I'm not suggesting that lld must have a flag - just that if this issue is going to be addressed, I think that direction is more suitable than the one taken here. Doing neither is OK to me. But doing this rather than fixing the diagnostic experience in a way that's helpful to the user is something I don't think is the right direction.

I have some idea about the frequency of various error/warning diagnostics.
I think it is overkill to introduce separate -W and -Wno like options now, beside some features which already have a disabling mechanism.

The new motivation is relocation XXX out of range with --noinhibit-exec.
This is stronger. Faster output can be useful when analyzing large output.

What sort of analysis do you have in mind? It certainly doesn't seem like this would be useful to a normal user running their linker. If they have to write scripts to try to deduplicate, find the largest value, or do some other analysis over the output - I don't think the performance of lld's diagnostic printing is going to be the expensive part of that process.

See a paragraph above.
I am thinking of some analysis which can figure out output section ordering.
3x/4x speedup is quite significant on the user experience.

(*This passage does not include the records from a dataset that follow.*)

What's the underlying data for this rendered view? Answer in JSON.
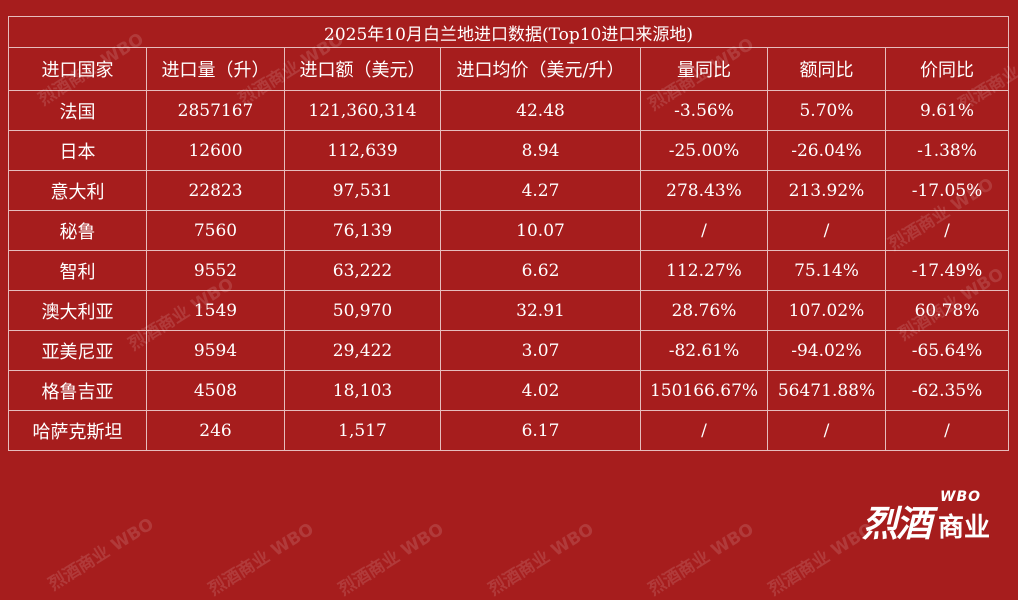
{
  "title": "2025年10月白兰地进口数据(Top10进口来源地)",
  "headers": [
    "进口国家",
    "进口量（升）",
    "进口额（美元）",
    "进口均价（美元/升）",
    "量同比",
    "额同比",
    "价同比"
  ],
  "rows": [
    {
      "country": "法国",
      "volume": "2857167",
      "amount": "121,360,314",
      "avg_price": "42.48",
      "vol_yoy": "-3.56%",
      "amt_yoy": "5.70%",
      "price_yoy": "9.61%"
    },
    {
      "country": "日本",
      "volume": "12600",
      "amount": "112,639",
      "avg_price": "8.94",
      "vol_yoy": "-25.00%",
      "amt_yoy": "-26.04%",
      "price_yoy": "-1.38%"
    },
    {
      "country": "意大利",
      "volume": "22823",
      "amount": "97,531",
      "avg_price": "4.27",
      "vol_yoy": "278.43%",
      "amt_yoy": "213.92%",
      "price_yoy": "-17.05%"
    },
    {
      "country": "秘鲁",
      "volume": "7560",
      "amount": "76,139",
      "avg_price": "10.07",
      "vol_yoy": "/",
      "amt_yoy": "/",
      "price_yoy": "/"
    },
    {
      "country": "智利",
      "volume": "9552",
      "amount": "63,222",
      "avg_price": "6.62",
      "vol_yoy": "112.27%",
      "amt_yoy": "75.14%",
      "price_yoy": "-17.49%"
    },
    {
      "country": "澳大利亚",
      "volume": "1549",
      "amount": "50,970",
      "avg_price": "32.91",
      "vol_yoy": "28.76%",
      "amt_yoy": "107.02%",
      "price_yoy": "60.78%"
    },
    {
      "country": "亚美尼亚",
      "volume": "9594",
      "amount": "29,422",
      "avg_price": "3.07",
      "vol_yoy": "-82.61%",
      "amt_yoy": "-94.02%",
      "price_yoy": "-65.64%"
    },
    {
      "country": "格鲁吉亚",
      "volume": "4508",
      "amount": "18,103",
      "avg_price": "4.02",
      "vol_yoy": "150166.67%",
      "amt_yoy": "56471.88%",
      "price_yoy": "-62.35%"
    },
    {
      "country": "哈萨克斯坦",
      "volume": "246",
      "amount": "1,517",
      "avg_price": "6.17",
      "vol_yoy": "/",
      "amt_yoy": "/",
      "price_yoy": "/"
    }
  ],
  "logo": {
    "main": "烈酒",
    "sub": "商业",
    "latin": "WBO"
  },
  "watermark_text": "烈酒商业 WBO",
  "colors": {
    "background": "#a61d1d",
    "grid": "#e6bcbc",
    "text": "#ffffff"
  }
}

I don't think it needs dedicated warning option, though.
The slightly generic --warn-limit=N may have some marginal use case but I haven't made up my mind to add it.

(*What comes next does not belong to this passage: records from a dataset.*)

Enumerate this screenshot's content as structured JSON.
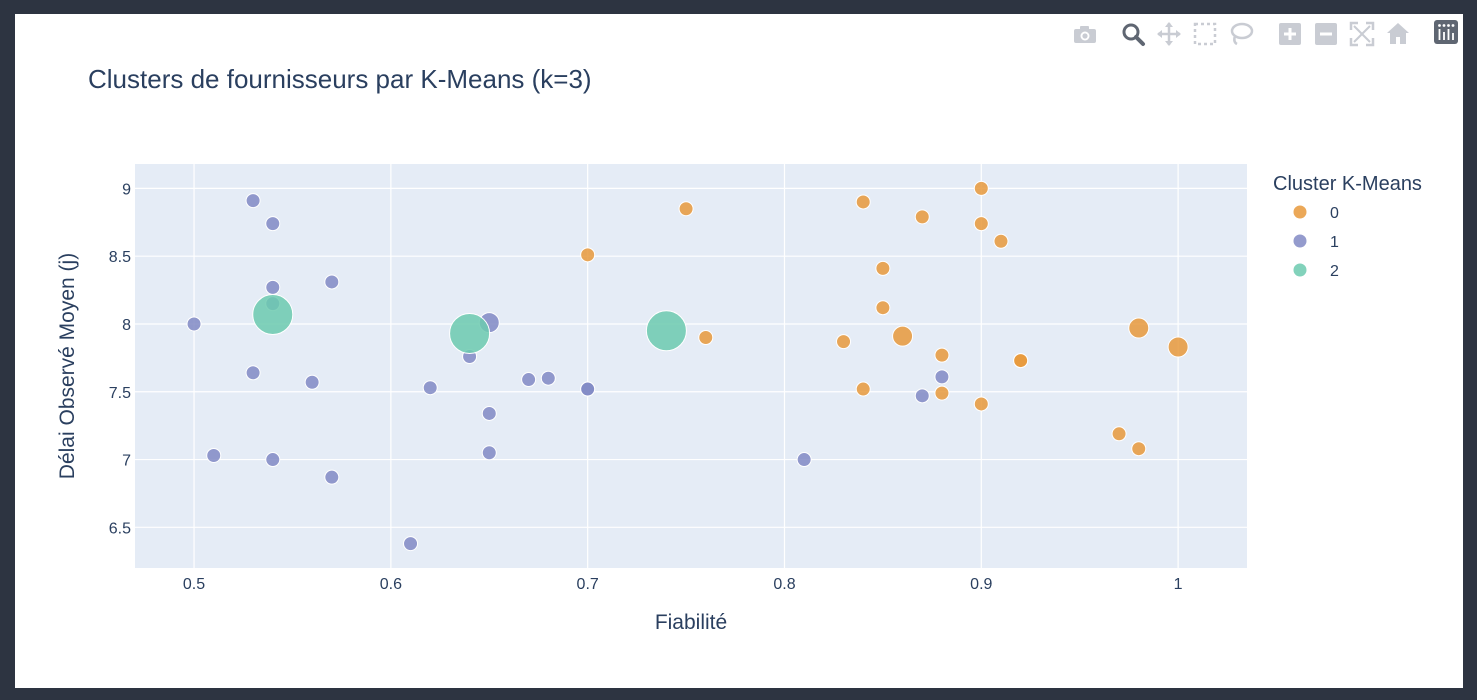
{
  "modebar": {
    "buttons": [
      "camera-icon",
      "zoom-icon",
      "pan-icon",
      "box-select-icon",
      "lasso-select-icon",
      "zoom-in-icon",
      "zoom-out-icon",
      "autoscale-icon",
      "reset-axes-icon",
      "plotly-logo-icon"
    ]
  },
  "colors": {
    "page_bg": "#2d3441",
    "plot_bg": "#e5ecf6",
    "grid": "#ffffff",
    "text": "#2a3f5f",
    "cluster_0": "#e8993b",
    "cluster_1": "#8189c4",
    "cluster_2": "#6ccaaf"
  },
  "chart_data": {
    "type": "scatter",
    "title": "Clusters de fournisseurs par K-Means (k=3)",
    "xlabel": "Fiabilité",
    "ylabel": "Délai Observé Moyen (j)",
    "xlim": [
      0.47,
      1.035
    ],
    "ylim": [
      6.2,
      9.18
    ],
    "xticks": [
      0.5,
      0.6,
      0.7,
      0.8,
      0.9,
      1
    ],
    "xtick_labels": [
      "0.5",
      "0.6",
      "0.7",
      "0.8",
      "0.9",
      "1"
    ],
    "yticks": [
      6.5,
      7,
      7.5,
      8,
      8.5,
      9
    ],
    "ytick_labels": [
      "6.5",
      "7",
      "7.5",
      "8",
      "8.5",
      "9"
    ],
    "grid": true,
    "legend_title": "Cluster K-Means",
    "legend_position": "right",
    "series": [
      {
        "name": "0",
        "color": "#e8993b",
        "points": [
          {
            "x": 0.7,
            "y": 8.51,
            "size": 1
          },
          {
            "x": 0.75,
            "y": 8.85,
            "size": 1
          },
          {
            "x": 0.76,
            "y": 7.9,
            "size": 1
          },
          {
            "x": 0.83,
            "y": 7.87,
            "size": 1
          },
          {
            "x": 0.84,
            "y": 8.9,
            "size": 1
          },
          {
            "x": 0.84,
            "y": 7.52,
            "size": 1
          },
          {
            "x": 0.85,
            "y": 8.41,
            "size": 1
          },
          {
            "x": 0.85,
            "y": 8.12,
            "size": 1
          },
          {
            "x": 0.86,
            "y": 7.91,
            "size": 2
          },
          {
            "x": 0.87,
            "y": 8.79,
            "size": 1
          },
          {
            "x": 0.88,
            "y": 7.77,
            "size": 1
          },
          {
            "x": 0.88,
            "y": 7.49,
            "size": 1
          },
          {
            "x": 0.9,
            "y": 9.0,
            "size": 1
          },
          {
            "x": 0.9,
            "y": 8.74,
            "size": 1
          },
          {
            "x": 0.9,
            "y": 7.41,
            "size": 1
          },
          {
            "x": 0.91,
            "y": 8.61,
            "size": 1
          },
          {
            "x": 0.92,
            "y": 7.73,
            "size": 1
          },
          {
            "x": 0.92,
            "y": 7.73,
            "size": 1
          },
          {
            "x": 0.97,
            "y": 7.19,
            "size": 1
          },
          {
            "x": 0.98,
            "y": 7.97,
            "size": 2
          },
          {
            "x": 0.98,
            "y": 7.08,
            "size": 1
          },
          {
            "x": 1.0,
            "y": 7.83,
            "size": 2
          }
        ]
      },
      {
        "name": "1",
        "color": "#8189c4",
        "points": [
          {
            "x": 0.5,
            "y": 8.0,
            "size": 1
          },
          {
            "x": 0.51,
            "y": 7.03,
            "size": 1
          },
          {
            "x": 0.53,
            "y": 8.91,
            "size": 1
          },
          {
            "x": 0.53,
            "y": 7.64,
            "size": 1
          },
          {
            "x": 0.54,
            "y": 8.74,
            "size": 1
          },
          {
            "x": 0.54,
            "y": 8.27,
            "size": 1
          },
          {
            "x": 0.54,
            "y": 8.15,
            "size": 1
          },
          {
            "x": 0.54,
            "y": 7.0,
            "size": 1
          },
          {
            "x": 0.56,
            "y": 7.57,
            "size": 1
          },
          {
            "x": 0.57,
            "y": 8.31,
            "size": 1
          },
          {
            "x": 0.57,
            "y": 6.87,
            "size": 1
          },
          {
            "x": 0.61,
            "y": 6.38,
            "size": 1
          },
          {
            "x": 0.62,
            "y": 7.53,
            "size": 1
          },
          {
            "x": 0.64,
            "y": 7.76,
            "size": 1
          },
          {
            "x": 0.65,
            "y": 8.01,
            "size": 2
          },
          {
            "x": 0.65,
            "y": 7.34,
            "size": 1
          },
          {
            "x": 0.65,
            "y": 7.05,
            "size": 1
          },
          {
            "x": 0.67,
            "y": 7.59,
            "size": 1
          },
          {
            "x": 0.68,
            "y": 7.6,
            "size": 1
          },
          {
            "x": 0.7,
            "y": 7.52,
            "size": 1
          },
          {
            "x": 0.7,
            "y": 7.52,
            "size": 1
          },
          {
            "x": 0.81,
            "y": 7.0,
            "size": 1
          },
          {
            "x": 0.87,
            "y": 7.47,
            "size": 1
          },
          {
            "x": 0.88,
            "y": 7.61,
            "size": 1
          }
        ]
      },
      {
        "name": "2",
        "color": "#6ccaaf",
        "points": [
          {
            "x": 0.54,
            "y": 8.07,
            "size": 4
          },
          {
            "x": 0.64,
            "y": 7.93,
            "size": 4
          },
          {
            "x": 0.74,
            "y": 7.95,
            "size": 4
          }
        ]
      }
    ]
  }
}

This patch addresses another problem: I have seen interleaved diagnostic (something like msg_from_process_0 msg_from_process_1 msg_from_process_1 on one line) from either Clang or ld.lld from multiple processes.
This patch will avoid such issue.

That motivation isn't mentioned in the commit message - the scalability of 10s of thousands of diagnostics is mentioned (& the convenience of strace - also doesn't seem like a huge motivation to me).

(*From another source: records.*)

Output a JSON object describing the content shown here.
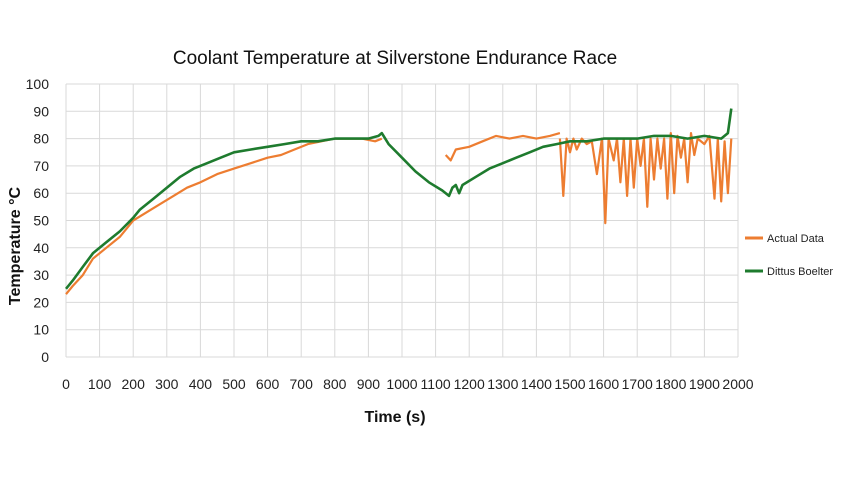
{
  "chart_data": {
    "type": "line",
    "title": "Coolant Temperature at Silverstone Endurance Race",
    "xlabel": "Time (s)",
    "ylabel": "Temperature °C",
    "xlim": [
      0,
      2000
    ],
    "ylim": [
      0,
      100
    ],
    "x_ticks": [
      "0",
      "100",
      "200",
      "300",
      "400",
      "500",
      "600",
      "700",
      "800",
      "900",
      "1000",
      "1100",
      "1200",
      "1300",
      "1400",
      "1500",
      "1600",
      "1700",
      "1800",
      "1900",
      "2000"
    ],
    "y_ticks": [
      "0",
      "10",
      "20",
      "30",
      "40",
      "50",
      "60",
      "70",
      "80",
      "90",
      "100"
    ],
    "grid": "vertical and horizontal",
    "legend_position": "right",
    "series": [
      {
        "name": "Actual Data",
        "color": "#ED7D31",
        "segments": [
          [
            [
              0,
              23
            ],
            [
              20,
              26
            ],
            [
              50,
              30
            ],
            [
              80,
              36
            ],
            [
              120,
              40
            ],
            [
              160,
              44
            ],
            [
              200,
              50
            ],
            [
              240,
              53
            ],
            [
              280,
              56
            ],
            [
              320,
              59
            ],
            [
              360,
              62
            ],
            [
              400,
              64
            ],
            [
              450,
              67
            ],
            [
              500,
              69
            ],
            [
              550,
              71
            ],
            [
              600,
              73
            ],
            [
              640,
              74
            ],
            [
              680,
              76
            ],
            [
              720,
              78
            ],
            [
              760,
              79
            ],
            [
              800,
              80
            ],
            [
              840,
              80
            ],
            [
              880,
              80
            ],
            [
              920,
              79
            ],
            [
              940,
              80
            ]
          ],
          [
            [
              1130,
              74
            ],
            [
              1145,
              72
            ],
            [
              1160,
              76
            ],
            [
              1200,
              77
            ],
            [
              1240,
              79
            ],
            [
              1280,
              81
            ],
            [
              1320,
              80
            ],
            [
              1360,
              81
            ],
            [
              1400,
              80
            ],
            [
              1440,
              81
            ],
            [
              1470,
              82
            ]
          ],
          [
            [
              1470,
              80
            ],
            [
              1480,
              59
            ],
            [
              1490,
              80
            ],
            [
              1500,
              75
            ],
            [
              1510,
              80
            ],
            [
              1520,
              76
            ],
            [
              1535,
              80
            ],
            [
              1550,
              78
            ],
            [
              1565,
              79
            ],
            [
              1580,
              67
            ],
            [
              1595,
              80
            ],
            [
              1605,
              49
            ],
            [
              1615,
              80
            ],
            [
              1630,
              72
            ],
            [
              1640,
              80
            ],
            [
              1650,
              64
            ],
            [
              1660,
              80
            ],
            [
              1670,
              59
            ],
            [
              1680,
              80
            ],
            [
              1690,
              62
            ],
            [
              1700,
              80
            ],
            [
              1710,
              70
            ],
            [
              1720,
              80
            ],
            [
              1730,
              55
            ],
            [
              1740,
              80
            ],
            [
              1750,
              65
            ],
            [
              1760,
              80
            ],
            [
              1770,
              69
            ],
            [
              1780,
              80
            ],
            [
              1790,
              58
            ],
            [
              1800,
              82
            ],
            [
              1810,
              60
            ],
            [
              1820,
              81
            ],
            [
              1830,
              73
            ],
            [
              1840,
              80
            ],
            [
              1850,
              64
            ],
            [
              1860,
              82
            ],
            [
              1870,
              74
            ],
            [
              1880,
              80
            ],
            [
              1900,
              78
            ],
            [
              1915,
              81
            ],
            [
              1930,
              58
            ],
            [
              1940,
              80
            ],
            [
              1950,
              57
            ],
            [
              1960,
              79
            ],
            [
              1970,
              60
            ],
            [
              1980,
              80
            ]
          ]
        ]
      },
      {
        "name": "Dittus Boelter",
        "color": "#1E7B2E",
        "segments": [
          [
            [
              0,
              25
            ],
            [
              20,
              28
            ],
            [
              50,
              33
            ],
            [
              80,
              38
            ],
            [
              120,
              42
            ],
            [
              160,
              46
            ],
            [
              200,
              51
            ],
            [
              220,
              54
            ],
            [
              260,
              58
            ],
            [
              300,
              62
            ],
            [
              340,
              66
            ],
            [
              380,
              69
            ],
            [
              420,
              71
            ],
            [
              460,
              73
            ],
            [
              500,
              75
            ],
            [
              550,
              76
            ],
            [
              600,
              77
            ],
            [
              650,
              78
            ],
            [
              700,
              79
            ],
            [
              750,
              79
            ],
            [
              800,
              80
            ],
            [
              850,
              80
            ],
            [
              900,
              80
            ],
            [
              930,
              81
            ],
            [
              940,
              82
            ],
            [
              960,
              78
            ],
            [
              1000,
              73
            ],
            [
              1040,
              68
            ],
            [
              1080,
              64
            ],
            [
              1120,
              61
            ],
            [
              1140,
              59
            ],
            [
              1150,
              62
            ],
            [
              1160,
              63
            ],
            [
              1170,
              60
            ],
            [
              1180,
              63
            ],
            [
              1220,
              66
            ],
            [
              1260,
              69
            ],
            [
              1300,
              71
            ],
            [
              1340,
              73
            ],
            [
              1380,
              75
            ],
            [
              1420,
              77
            ],
            [
              1460,
              78
            ],
            [
              1500,
              79
            ],
            [
              1550,
              79
            ],
            [
              1600,
              80
            ],
            [
              1650,
              80
            ],
            [
              1700,
              80
            ],
            [
              1750,
              81
            ],
            [
              1800,
              81
            ],
            [
              1850,
              80
            ],
            [
              1900,
              81
            ],
            [
              1950,
              80
            ],
            [
              1970,
              82
            ],
            [
              1980,
              91
            ]
          ]
        ]
      }
    ]
  }
}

Sure, it is subjective sometimes. To me reportDiagnostic is better because with the previous form it was difficult to ensure the different kinds of diagnostics have the same style.

Having consistent error output is a good thing, yes - I don't object to having a common function - though I'd prefer it either be (or wrap/use) https://llvm.org/doxygen/classllvm_1_1WithColor.html#a59d59f7f8aa89b08f44ad6a87e8ebb1a for instance, which handles the colour changing and formatting in a common way across the whole LLVM project, for instance.

lld needs more full-blown diagnostic builder like clang::DiagnosticBuilder.
Currently WithColor lacks quite a few things. Perhaps making it support line buffered diagnostics may allow lld to migrate to its interface.
There are other lld specific needs like lld::errs().
Overall I am unclear sharing code would be the best solution across the whole LLVM project.

That said, making WithColor::error(errs(), ToolName) << ... << ... << ... line buffered can help some utilities (llvm-objdump/llvm-readelf/etc) to avoid line interleaved output.

I think we're continuing to talk past one another. I'll leave this alone.